The Smallest Bedroom, St. Jude's OrphanageLondon

He turned it over. The wax seal was not a crown or a government stamp, but a coat of arms: a lion, an eagle, a badger, and a snake surrounding a large letter 'H'. He felt no shock, no disbelief. It was simply an answer. An explanation. A key to a door he always knew was there. This was the path to real power.

He was breaking the seal when Mrs. Gable snatched the letter from his hand. "What is the meaning of this? Absolute nonsense."

"It's addressed to me," Kaelen said, his voice level, but his eyes were hard.

Before a standoff could ensue, the front bell of the orphanage rang. A few moments later, the breakfast hall doors opened again. Standing there was a tall, severe-looking woman in emerald-green robes. Her black hair was pulled back into a tight bun, and she wore square spectacles that framed a pair of piercing, intelligent eyes. Her expression was one of stern authority that brooked no argument.

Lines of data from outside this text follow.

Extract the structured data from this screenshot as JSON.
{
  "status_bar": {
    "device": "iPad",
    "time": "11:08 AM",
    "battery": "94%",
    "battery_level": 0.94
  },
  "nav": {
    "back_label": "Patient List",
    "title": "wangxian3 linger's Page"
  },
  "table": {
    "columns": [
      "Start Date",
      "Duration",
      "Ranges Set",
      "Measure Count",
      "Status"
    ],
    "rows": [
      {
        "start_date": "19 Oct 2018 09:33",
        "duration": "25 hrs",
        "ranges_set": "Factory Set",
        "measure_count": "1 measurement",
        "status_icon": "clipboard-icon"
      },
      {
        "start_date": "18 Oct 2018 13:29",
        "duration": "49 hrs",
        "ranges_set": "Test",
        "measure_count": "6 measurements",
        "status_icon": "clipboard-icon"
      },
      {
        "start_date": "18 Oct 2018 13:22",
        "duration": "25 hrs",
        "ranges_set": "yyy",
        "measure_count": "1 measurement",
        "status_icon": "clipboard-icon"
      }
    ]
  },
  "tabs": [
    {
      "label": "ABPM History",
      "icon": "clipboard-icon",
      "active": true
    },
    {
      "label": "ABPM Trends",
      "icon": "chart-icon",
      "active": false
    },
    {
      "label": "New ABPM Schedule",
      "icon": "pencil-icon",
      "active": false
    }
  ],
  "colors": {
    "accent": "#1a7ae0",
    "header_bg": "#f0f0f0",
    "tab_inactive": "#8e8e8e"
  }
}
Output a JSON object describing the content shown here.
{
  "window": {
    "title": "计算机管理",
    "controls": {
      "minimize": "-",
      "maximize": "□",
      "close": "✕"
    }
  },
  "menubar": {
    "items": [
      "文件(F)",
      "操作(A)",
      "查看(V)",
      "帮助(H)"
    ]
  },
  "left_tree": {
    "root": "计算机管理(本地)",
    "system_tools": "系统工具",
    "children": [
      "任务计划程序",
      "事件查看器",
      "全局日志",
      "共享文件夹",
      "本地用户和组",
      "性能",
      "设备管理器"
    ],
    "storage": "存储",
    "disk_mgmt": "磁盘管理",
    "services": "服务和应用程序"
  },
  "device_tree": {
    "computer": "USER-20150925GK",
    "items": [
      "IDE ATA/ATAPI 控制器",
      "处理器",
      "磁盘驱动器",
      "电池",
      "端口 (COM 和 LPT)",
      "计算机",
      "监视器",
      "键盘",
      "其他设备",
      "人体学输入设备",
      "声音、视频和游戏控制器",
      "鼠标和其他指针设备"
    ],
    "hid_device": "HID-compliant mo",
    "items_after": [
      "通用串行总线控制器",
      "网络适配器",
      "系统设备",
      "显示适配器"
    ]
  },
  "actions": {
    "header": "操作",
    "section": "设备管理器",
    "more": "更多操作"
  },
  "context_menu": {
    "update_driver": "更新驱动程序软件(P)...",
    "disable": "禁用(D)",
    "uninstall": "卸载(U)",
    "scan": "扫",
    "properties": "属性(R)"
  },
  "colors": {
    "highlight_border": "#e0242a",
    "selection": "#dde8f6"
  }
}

"I am here to see a Mr. Kaelen," she announced, her voice crisp and clear. Her eyes scanned the room and landed on him, holding the remnants of his letter in her hand. For a brief second, Professor Minerva McGonagall saw exactly what the orphanage matron expected: a thin, quiet, unassuming boy.

But then she looked into his eyes.

She felt a sudden, inexplicable chill, a feeling like stepping into a shadow on a bright day. She saw an intelligence that was far too old for his face, and a profound, unnerving stillness. It was as if she were not looking at a child, but at something ancient and cold that was looking back, assessing her, measuring her. The feeling passed in an instant, and she dismissed it as a trick of the light, the result of a long morning.

"I believe you have something that belongs to me," Kaelen said, holding his hand out not to Mrs. Gable, but to the stern woman in the doorway, his gaze unwavering.